À quoi s’attendre sur le Laugavegur Trail ?

Honnêtement ? Je ne m’attendais pas à une telle expérience. Je savais que ce trek serait beau, intense… mais pas à ce point. Le Laugavegur, prolongé par l’itinéraire entre Skógar et Þórsmörk, m’a littéralement bouleversée. Pendant six jours, j’ai eu l’impression d’évoluer dans un rêve éveillé, au coeur d’un décor en perpétuelle transformation, comme si la nature s’amusait à surprendre à chaque pas, sans jamais se répéter.

Dès les premières heures, j’ai compris qu’il ne s’agirait pas d’une simple randonnée. C’était bien plus que ça : une claque visuelle, sensorielle et émotionnelle. Des montagnes aux couleurs irréelles, des champs de lave figés dans le temps, des glaciers massifs et silencieux, des rivières glacées à traverser pieds nus… et, chaque jour, ce sentiment d’être minuscule face à l’immensité.

La meilleure période pour le trek du Laugavegur

Avec le climat islandais, autant être clair : le choix des dates est assez restreint. La période idéale s’étend de début juillet à fin août. C’est la seule fenêtre durant laquelle l’itinéraire complet est praticable, les refuges et campings ouverts, et les conditions météo relativement plus clémentes — tout est bien sûr à relativiser, on reste en Islande.

Pour vous donner un ordre d’idée, j’ai réalisé ce trek autour du 10 juillet. En journée, les températures oscillaient entre 12 et 15 °C, tandis que la nuit, le thermomètre frôlait parfois les 0 °C. Oui, même en plein été, il faut s’attendre à avoir froid, surtout sous la tente. Prévoir des vêtements chauds et adaptés est donc indispensable.

Faire le trek du Laugavegur avec ses règles (oui, on en parle)

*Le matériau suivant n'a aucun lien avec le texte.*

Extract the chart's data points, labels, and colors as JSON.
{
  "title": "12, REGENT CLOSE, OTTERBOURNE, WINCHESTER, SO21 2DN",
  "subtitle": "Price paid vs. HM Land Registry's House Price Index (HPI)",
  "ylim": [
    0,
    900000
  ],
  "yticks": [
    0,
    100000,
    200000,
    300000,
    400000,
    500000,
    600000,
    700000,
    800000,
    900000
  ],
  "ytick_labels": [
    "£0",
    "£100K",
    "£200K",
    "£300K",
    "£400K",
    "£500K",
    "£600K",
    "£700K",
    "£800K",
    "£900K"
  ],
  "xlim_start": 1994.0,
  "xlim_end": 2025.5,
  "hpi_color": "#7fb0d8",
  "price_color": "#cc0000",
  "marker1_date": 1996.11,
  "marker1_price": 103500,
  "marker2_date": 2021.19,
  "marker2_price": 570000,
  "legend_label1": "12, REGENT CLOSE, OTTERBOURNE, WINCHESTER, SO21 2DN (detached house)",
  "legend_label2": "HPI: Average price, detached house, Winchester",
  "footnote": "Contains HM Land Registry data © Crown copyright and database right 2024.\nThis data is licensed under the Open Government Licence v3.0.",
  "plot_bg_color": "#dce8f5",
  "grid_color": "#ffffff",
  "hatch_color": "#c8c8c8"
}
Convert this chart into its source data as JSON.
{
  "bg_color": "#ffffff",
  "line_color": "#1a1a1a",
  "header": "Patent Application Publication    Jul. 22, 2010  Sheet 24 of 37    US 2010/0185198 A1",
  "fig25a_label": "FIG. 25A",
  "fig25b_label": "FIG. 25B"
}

Je vous laisse imaginer ma tête quand, la veille du départ, mes règles ont débarqué sans prévenir… Autant dire que j’ai eu un petit moment de panique. Je m’imaginais déjà devoir gérer six jours de trek avec des protections usagées au fond du sac, sans solution vraiment propre ni pratique.

J’ai cherché des informations un peu partout, sans rien trouver de vraiment rassurant. Alors si vous aussi vous risquez d’avoir vos règles pendant ce trek, j’ai une bonne nouvelle: vous êtes sauvée! Les refuges le long du Laugavegur autorisent le dépôt des protections hygiéniques usagées (tampons, serviettes, etc.) dans leurs poubelles, alors que tous les autres déchets doivent être emportés avec soi.

Quand j’ai découvert ça, j’ai honnêtement eu envie de remercier tous les Islandais pour cette preuve de bon sens et de solidarité. Bref, si jamais vos règles tombent au mauvais moment : respirez. C’est gérable, et vous n’êtes clairement pas la seule à passer par là.

Où planter sa tente pendant le trek du Laugavegur ?

Spoiler : pas n’importe où. Contrairement à ce que l’on pourrait croire, le bivouac sauvage est interdit le long du Laugavegur, entre Skógar et Landmannalaugar.

Et je l’ai appris un peu tard… La première nuit, j’ai planté ma tente au beau milieu de nulle part, ravie de savourer ma petite solitude islandaise. Mais au réveil, les regards intrigués des autres randonneurs m’ont vite mis la puce à l’oreille. Vérification faite : il est obligatoire de camper dans les zones aménagées autour des refuges.

Évidemment, cela a un coût : comptez environ 15 € par nuit et par personne pour installer ta tente. En contrepartie, vous avez accès aux sanitaires, à de l’eau potable, parfois même à une cuisine abritée… et surtout, vous dormez tranquille, en toute légalité.

Comment se ravitailler sur le trek du Laugavegur ?

Il est tout à fait possible de parcourir le Laugavegur en totale autonomie, en emportant l’ensemble de sa nourriture. C’est l’option que j’ai choisie, car elle offre une grande liberté : celle de décider quand et où manger. En contrepartie, le sac à dos est nettement plus lourd !

Autre solution : se ravitailler directement le long du trek, dans les campings obligatoires. Tous proposent des boissons (sodas et bière faiblement alcoolisée) ainsi que des nouilles chinoises déshydratées. Le choix est très limité, mais l’avantage est de ne pas avoir à se soucier des repas.

Côté eau, aucune inquiétude à avoir. Inutile de transporter de grandes quantités, car de nombreux ruisseaux et rivières jalonnent l’itinéraire. Il est toutefois recommandé d’utiliser une gourde filtrante afin d’éviter toute bactérie susceptible de gâcher l’expérience…

Pourquoi choisir le sens Skógar → Landmannalaugar ?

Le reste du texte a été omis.